- Interactive map of Kos
- Country: Bulgaria
- Province: Kardzhali Province
- Municipality: Momchilgrad
- Time zone: UTC+2 (EET)
- • Summer (DST): UTC+3 (EEST)

= Kos (village) =

Kos is a village in Momchilgrad Municipality, Kardzhali Province, southern Bulgaria. In 2021 the population was reported as 78 residents, with 40 females and 38 males.

==Landmarks==
In the neighboring village of Tatul, approximately 12 km (7.5 miles) north of Kos, the archaeological site known as Orpheus' Sanctuary is located in the Kaya Basha area. This sanctuary, which began construction in the late Bronze Age, is believed to have been a revered site dedicated to a deified Thracian king, Orpheus. The complex was significant both before and after the advent of Christianity. When Christianity was adopted in the Rhodope Mountains in the late 4th century, the site was repurposed into a secular estate. It remained in use until the 11th-12th centuries when it came under the ownership of the Palaiologos family.
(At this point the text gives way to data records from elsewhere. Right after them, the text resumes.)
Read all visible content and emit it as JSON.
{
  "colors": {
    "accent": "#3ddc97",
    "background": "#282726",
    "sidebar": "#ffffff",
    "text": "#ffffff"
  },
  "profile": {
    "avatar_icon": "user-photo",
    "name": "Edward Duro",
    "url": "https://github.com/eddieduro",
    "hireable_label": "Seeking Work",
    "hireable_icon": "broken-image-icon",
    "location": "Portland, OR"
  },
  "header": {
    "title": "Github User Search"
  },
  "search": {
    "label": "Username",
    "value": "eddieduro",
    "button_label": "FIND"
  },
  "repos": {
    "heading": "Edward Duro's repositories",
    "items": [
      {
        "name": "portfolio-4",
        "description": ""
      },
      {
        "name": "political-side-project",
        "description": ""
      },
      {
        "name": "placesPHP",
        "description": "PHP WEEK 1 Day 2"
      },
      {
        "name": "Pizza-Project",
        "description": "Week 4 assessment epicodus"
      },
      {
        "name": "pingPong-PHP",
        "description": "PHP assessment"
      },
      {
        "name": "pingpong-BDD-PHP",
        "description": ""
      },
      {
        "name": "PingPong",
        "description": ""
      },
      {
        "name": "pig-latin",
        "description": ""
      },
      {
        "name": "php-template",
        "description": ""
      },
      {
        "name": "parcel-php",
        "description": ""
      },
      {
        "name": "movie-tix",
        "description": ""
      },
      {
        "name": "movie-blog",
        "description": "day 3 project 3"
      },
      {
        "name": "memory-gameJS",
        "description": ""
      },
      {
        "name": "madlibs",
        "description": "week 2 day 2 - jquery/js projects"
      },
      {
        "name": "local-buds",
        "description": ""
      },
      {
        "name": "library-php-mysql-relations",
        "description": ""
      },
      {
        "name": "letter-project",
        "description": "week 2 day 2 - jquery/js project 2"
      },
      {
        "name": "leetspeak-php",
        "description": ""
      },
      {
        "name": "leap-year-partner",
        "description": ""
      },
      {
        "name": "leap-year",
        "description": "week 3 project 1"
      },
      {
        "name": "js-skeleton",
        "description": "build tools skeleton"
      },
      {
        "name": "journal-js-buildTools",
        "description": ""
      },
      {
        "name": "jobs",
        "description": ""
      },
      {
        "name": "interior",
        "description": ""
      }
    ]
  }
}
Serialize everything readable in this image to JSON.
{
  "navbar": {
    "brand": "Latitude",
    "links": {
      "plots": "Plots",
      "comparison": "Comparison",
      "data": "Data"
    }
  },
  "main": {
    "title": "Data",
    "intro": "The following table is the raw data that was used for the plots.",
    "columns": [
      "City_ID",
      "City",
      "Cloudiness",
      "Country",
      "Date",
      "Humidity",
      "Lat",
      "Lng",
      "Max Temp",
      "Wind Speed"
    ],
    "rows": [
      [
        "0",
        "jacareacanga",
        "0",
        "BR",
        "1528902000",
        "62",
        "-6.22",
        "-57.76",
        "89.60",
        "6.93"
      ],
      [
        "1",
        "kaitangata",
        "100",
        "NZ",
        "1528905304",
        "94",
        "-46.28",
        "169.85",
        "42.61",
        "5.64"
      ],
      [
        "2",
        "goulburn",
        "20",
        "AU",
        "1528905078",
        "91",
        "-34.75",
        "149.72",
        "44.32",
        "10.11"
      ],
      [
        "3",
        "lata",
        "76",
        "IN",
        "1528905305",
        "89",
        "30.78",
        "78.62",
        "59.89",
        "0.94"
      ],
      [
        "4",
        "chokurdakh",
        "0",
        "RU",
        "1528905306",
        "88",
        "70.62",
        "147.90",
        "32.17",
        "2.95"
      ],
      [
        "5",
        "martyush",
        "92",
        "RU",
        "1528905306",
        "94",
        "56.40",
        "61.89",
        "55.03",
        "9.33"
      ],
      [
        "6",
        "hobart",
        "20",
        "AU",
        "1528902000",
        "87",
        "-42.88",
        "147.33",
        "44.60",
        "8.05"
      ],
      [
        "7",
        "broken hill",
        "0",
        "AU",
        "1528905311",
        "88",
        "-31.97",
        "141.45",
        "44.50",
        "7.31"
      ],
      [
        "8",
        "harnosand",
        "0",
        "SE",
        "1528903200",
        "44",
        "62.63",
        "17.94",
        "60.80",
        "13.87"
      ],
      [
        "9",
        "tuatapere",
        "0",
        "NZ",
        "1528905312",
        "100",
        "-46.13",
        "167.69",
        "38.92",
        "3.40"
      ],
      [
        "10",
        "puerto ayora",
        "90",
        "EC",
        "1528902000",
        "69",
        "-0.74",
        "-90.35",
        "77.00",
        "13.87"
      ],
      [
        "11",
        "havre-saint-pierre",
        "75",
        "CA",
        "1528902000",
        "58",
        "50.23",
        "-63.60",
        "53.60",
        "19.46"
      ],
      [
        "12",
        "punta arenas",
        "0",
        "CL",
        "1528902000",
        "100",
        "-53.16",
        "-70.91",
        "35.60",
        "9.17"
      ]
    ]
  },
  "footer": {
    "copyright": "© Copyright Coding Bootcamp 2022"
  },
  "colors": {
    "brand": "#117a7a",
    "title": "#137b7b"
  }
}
A notable natural site is the Petrified Forest located in the neighboring village of Raven, within a deep valley locally known as Gabaz Dere. This protected natural landmark, approximately 30 million years old, features fossilized trees and attracts biologists, naturalists, and eco-tourists, particularly during the summer months.

Nearby, between the neighboring villages of Neofit Bozvelievo, situated 2 km (1.2 miles) to the northeast, and Lale, 3 km (1.9 miles) to the south, is a ritual complex consisting of 11 rock niches spread across two levels. Among these niches, two known as the acoustic niches have a unique feature: they produce an echo that returns in a distinct manner to the person standing in front of them.